A Fife woman is at the forefront of efforts to develop a vaccine for the coronavirus which has so far killed at least 56 people and infected more than 2,000 people globally.
Dr Kate Broderick, from Dunfermline, is senior vice president of research and development at Inovio Pharmaceuticals in the United States, which has just received a $9 million grant towards creating a vaccine to tackle the deadly strain which originated in China.
The 45-year-old former St Columba’s High pupil is spearheading a team which designed a vaccine after receiving the sequence of the virus from the Chinese authorities, and is now working on manufacturing it so it can be tested in animals before going to clinical trials.
The $9 million grant from the Coaltiion for Epidemic Preparedness Innovations (CEPI) will go towards the clinical development of the vaccine, and builds on the $56 million previously awarded to Inovio by CEPI to develop vaccines against Lassa fever and Middle East Respiratory Syndrome (MERS), which were also caused by a coronavirus.
“Those $9 million will allow us to push that research and development into the clinic and allow us to give help to those patients in the outbreak region,” said Dr Broderick.
“We’re working day and night to make this happen,” she said on Fox News.
Dr Broderick – who studied at the University of Glasgow before moving to San Diego 20 years ago – revealed how computer technology allowed Inovio to design a vaccine within just hours of reviewing the genetic sequencing earlier this month — far quicker than the traditional approach of growing proteins in eggs.

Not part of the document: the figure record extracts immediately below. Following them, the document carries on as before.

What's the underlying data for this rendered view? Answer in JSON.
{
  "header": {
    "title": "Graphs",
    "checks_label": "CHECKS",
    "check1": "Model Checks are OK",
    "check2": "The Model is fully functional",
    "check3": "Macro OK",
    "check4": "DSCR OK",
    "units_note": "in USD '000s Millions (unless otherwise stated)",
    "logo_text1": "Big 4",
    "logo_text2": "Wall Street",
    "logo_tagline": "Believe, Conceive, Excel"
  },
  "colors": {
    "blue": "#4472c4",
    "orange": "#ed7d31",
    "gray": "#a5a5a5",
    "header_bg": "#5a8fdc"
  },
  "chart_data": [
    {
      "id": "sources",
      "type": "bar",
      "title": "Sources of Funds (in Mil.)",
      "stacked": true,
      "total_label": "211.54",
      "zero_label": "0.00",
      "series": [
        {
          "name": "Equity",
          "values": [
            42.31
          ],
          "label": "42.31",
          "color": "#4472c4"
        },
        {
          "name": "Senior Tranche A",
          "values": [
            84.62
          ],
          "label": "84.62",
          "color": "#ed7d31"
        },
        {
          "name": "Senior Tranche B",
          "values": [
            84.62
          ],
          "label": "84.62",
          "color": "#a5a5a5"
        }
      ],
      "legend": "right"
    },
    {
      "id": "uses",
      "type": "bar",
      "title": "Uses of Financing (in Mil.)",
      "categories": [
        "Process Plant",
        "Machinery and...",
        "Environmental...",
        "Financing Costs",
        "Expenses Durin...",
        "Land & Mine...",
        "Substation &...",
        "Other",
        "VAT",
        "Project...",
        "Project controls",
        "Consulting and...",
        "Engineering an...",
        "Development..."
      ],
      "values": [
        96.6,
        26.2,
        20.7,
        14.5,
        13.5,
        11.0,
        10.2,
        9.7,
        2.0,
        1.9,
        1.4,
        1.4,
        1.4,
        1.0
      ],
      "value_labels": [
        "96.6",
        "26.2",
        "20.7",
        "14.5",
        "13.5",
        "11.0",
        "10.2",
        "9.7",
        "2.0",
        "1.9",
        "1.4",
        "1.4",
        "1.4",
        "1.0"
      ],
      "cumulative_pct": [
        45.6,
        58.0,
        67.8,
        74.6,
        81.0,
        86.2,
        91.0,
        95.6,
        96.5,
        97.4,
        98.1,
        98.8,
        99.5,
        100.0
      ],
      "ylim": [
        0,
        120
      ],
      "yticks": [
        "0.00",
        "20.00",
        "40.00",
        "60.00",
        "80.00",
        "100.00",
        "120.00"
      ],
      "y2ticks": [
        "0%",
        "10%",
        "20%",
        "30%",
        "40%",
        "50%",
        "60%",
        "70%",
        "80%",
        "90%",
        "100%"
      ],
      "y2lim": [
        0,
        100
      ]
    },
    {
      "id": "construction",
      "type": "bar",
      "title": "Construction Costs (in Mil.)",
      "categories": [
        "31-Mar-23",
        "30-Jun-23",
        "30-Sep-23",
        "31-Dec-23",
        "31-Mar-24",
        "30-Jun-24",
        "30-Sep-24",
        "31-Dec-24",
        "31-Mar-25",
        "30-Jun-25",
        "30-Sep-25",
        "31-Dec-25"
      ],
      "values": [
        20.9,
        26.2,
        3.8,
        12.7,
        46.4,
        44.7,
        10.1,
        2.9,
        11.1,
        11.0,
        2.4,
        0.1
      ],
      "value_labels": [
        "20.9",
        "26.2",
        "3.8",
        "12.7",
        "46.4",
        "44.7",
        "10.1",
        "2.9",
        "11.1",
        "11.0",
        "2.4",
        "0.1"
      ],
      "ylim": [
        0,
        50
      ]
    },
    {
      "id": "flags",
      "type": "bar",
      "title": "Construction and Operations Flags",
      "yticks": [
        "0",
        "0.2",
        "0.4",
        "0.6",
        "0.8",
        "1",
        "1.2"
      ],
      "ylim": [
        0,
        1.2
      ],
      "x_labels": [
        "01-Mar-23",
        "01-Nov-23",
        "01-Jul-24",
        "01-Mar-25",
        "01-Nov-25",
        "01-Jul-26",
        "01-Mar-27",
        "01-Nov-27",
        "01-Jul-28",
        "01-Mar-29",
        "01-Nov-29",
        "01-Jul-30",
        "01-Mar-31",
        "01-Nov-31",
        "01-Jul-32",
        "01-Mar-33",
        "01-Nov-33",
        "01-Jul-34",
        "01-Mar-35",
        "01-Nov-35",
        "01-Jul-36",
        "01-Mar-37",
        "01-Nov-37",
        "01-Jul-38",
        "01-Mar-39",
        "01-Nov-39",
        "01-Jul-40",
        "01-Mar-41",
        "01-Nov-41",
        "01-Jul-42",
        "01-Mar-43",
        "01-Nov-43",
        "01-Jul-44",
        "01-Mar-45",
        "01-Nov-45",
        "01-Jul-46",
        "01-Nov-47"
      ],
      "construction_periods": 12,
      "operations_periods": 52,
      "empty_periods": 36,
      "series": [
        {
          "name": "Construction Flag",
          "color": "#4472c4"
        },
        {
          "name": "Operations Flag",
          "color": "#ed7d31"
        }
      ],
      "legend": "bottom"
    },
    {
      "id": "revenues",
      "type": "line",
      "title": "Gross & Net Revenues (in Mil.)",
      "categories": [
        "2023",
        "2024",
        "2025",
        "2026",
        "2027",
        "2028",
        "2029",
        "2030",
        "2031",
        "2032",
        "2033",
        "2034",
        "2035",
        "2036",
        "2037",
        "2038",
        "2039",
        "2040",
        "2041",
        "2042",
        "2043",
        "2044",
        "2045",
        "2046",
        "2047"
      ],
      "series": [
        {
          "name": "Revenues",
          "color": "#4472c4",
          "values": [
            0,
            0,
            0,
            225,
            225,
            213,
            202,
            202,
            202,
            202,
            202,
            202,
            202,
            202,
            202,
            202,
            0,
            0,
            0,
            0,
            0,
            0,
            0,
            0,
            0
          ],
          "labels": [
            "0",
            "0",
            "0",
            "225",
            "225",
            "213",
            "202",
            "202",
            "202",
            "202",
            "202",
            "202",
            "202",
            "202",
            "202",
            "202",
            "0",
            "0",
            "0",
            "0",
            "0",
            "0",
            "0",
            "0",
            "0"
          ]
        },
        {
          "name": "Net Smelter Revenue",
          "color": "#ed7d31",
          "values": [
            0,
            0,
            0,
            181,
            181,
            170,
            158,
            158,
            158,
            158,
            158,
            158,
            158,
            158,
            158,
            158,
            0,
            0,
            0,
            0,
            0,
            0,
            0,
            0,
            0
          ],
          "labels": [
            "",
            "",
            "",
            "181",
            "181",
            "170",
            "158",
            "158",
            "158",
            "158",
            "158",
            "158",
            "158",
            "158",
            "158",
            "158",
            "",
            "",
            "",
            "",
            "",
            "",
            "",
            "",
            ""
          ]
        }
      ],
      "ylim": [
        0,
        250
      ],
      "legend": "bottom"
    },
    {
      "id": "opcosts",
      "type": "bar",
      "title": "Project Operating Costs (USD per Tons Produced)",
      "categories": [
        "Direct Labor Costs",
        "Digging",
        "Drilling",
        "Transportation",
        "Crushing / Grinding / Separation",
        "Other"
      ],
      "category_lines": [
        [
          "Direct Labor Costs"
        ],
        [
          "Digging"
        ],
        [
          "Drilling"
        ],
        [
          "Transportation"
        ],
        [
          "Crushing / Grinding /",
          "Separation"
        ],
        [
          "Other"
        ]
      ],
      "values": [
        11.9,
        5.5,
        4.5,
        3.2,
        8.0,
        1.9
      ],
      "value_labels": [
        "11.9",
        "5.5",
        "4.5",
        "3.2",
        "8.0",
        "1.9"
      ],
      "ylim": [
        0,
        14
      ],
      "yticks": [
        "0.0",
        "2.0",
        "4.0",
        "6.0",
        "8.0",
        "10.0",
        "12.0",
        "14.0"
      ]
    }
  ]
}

Such is the pace of development, Dr Broderick said Inovio’s hope was to have a vaccine ready for human testing by the summer.
“The first case was reported to the WHO on December 31 and it didn’t seem super worrying. It was like a new strain of pneumonia but nothing crazy,” the molecular genetics specialist told The Courier.
“We quickly found out it was serious and within a week, the Chinese government had sent us a sequence of the virus to allow us to design a vaccine, which will be ready for testing in a few months.
“We’ve taken the DNA sequence of the virus to design a DNA medicine which works much faster than the vaccines we get as children.
“We’re hoping to have it tested by early summer and rolled out to where it’s needed. It might need to be scaled up to millions of doses, though.
“I have done something similar before when I was involved in treating the Zika virus around three years ago. The vaccine for that was developed and tested in seven months, which was the quickest ever, but we want to be faster again this time.
“We have a lot of experience with infectious diseases such as Ebola and Zika, so we’re really confident. The major hurdle is going to be scaling it up.”